Simpson responded, “Well, as a mental exercise, alderman, if you look at this projection and you wanted to do that — I don’t recommend it — but if you wanted to do that, you could roughly reduce the deficit there, that deficit number at the bottom, by about another — if you say 90 percent, call it another $900,000. So you’re still at a $200,000 deficit, if you use that perspective, an admittedly very risky perspective to be making a multi-year decision on. I’m going to keep reiterating that point because I want to make sure that you understand.”

Roby said he agreed with Simpson.

“I think it’s very dangerous to assume anything that isn’t absolutely visible to you. I hate to say it, but I have seen many, many projects that were supposed to have been built, that people anticipated great revenues were going to be generated from, and they never happened …,” he said.
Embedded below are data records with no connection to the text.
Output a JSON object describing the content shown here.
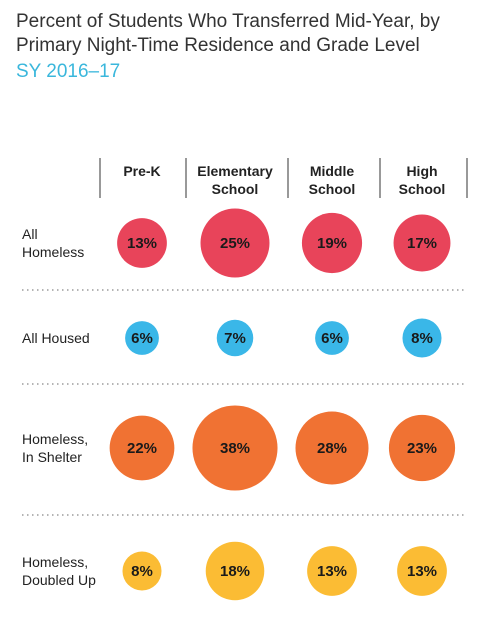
{
  "title": "Percent of Students Who Transferred Mid-Year, by Primary Night-Time Residence and Grade Level",
  "subtitle": "SY 2016–17",
  "chart_data": {
    "type": "bubble-matrix",
    "title": "Percent of Students Who Transferred Mid-Year, by Primary Night-Time Residence and Grade Level",
    "subtitle": "SY 2016–17",
    "columns": [
      [
        "Pre-K"
      ],
      [
        "Elementary",
        "School"
      ],
      [
        "Middle",
        "School"
      ],
      [
        "High",
        "School"
      ]
    ],
    "rows": [
      {
        "label": [
          "All",
          "Homeless"
        ],
        "color": "#e8445a",
        "values": [
          13,
          25,
          19,
          17
        ]
      },
      {
        "label": [
          "All Housed"
        ],
        "color": "#3ab7e8",
        "values": [
          6,
          7,
          6,
          8
        ]
      },
      {
        "label": [
          "Homeless,",
          "In Shelter"
        ],
        "color": "#f07233",
        "values": [
          22,
          38,
          28,
          23
        ]
      },
      {
        "label": [
          "Homeless,",
          "Doubled Up"
        ],
        "color": "#fbbc34",
        "values": [
          8,
          18,
          13,
          13
        ]
      }
    ],
    "value_suffix": "%",
    "grid": "dotted row separators, vertical column separators"
  }
}
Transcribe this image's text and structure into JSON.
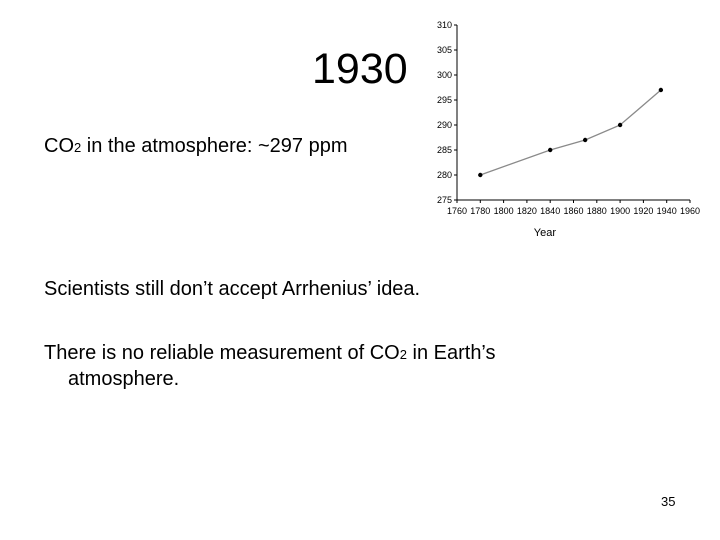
{
  "slide": {
    "title": "1930",
    "co2_prefix": "CO",
    "co2_sub": "2",
    "co2_suffix": " in the atmosphere: ~297 ppm",
    "sentence1": "Scientists still don’t accept Arrhenius’ idea.",
    "sentence2_prefix": "There is no reliable measurement of CO",
    "sentence2_sub": "2",
    "sentence2_suffix": " in Earth’s",
    "sentence2_line2": "atmosphere.",
    "page_number": "35"
  },
  "chart_data": {
    "type": "line",
    "title": "",
    "xlabel": "Year",
    "ylabel": "",
    "xlim": [
      1760,
      1960
    ],
    "ylim": [
      275,
      310
    ],
    "x_ticks": [
      "1760",
      "1780",
      "1800",
      "1820",
      "1840",
      "1860",
      "1880",
      "1900",
      "1920",
      "1940",
      "1960"
    ],
    "y_ticks": [
      "275",
      "280",
      "285",
      "290",
      "295",
      "300",
      "305",
      "310"
    ],
    "series": [
      {
        "x": [
          1780,
          1840,
          1870,
          1900,
          1935
        ],
        "y": [
          280,
          285,
          287,
          290,
          297
        ]
      }
    ],
    "colors": {
      "line": "#8a8a8a",
      "marker": "#000000",
      "axis": "#000000"
    },
    "grid": false
  }
}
Simpson cited a development proposed in Richmond Heights, The Boulevard.

“That was a two-phase project,” he said. “The Recession happened and phase one got built. Phase two, as you saw today, is finally underway almost 10 years later.”

Roby said, “The only thing that we know that’s going to happen at that mall site is that those buildings are going to get demolished. Beyond that, we have absolutely no guarantee that the world isn’t going to come to an end and that development’s going to come to a halt.

“So I don’t count on any revenues from there until I see the checks starting to arrive in our finance officer’s hands.”

Fifty percent of PGAV’s anticipated revenue from the mall site and a 75-cent tax-rate increase would result in a $1.2 million surplus, according to Simpson’s projections.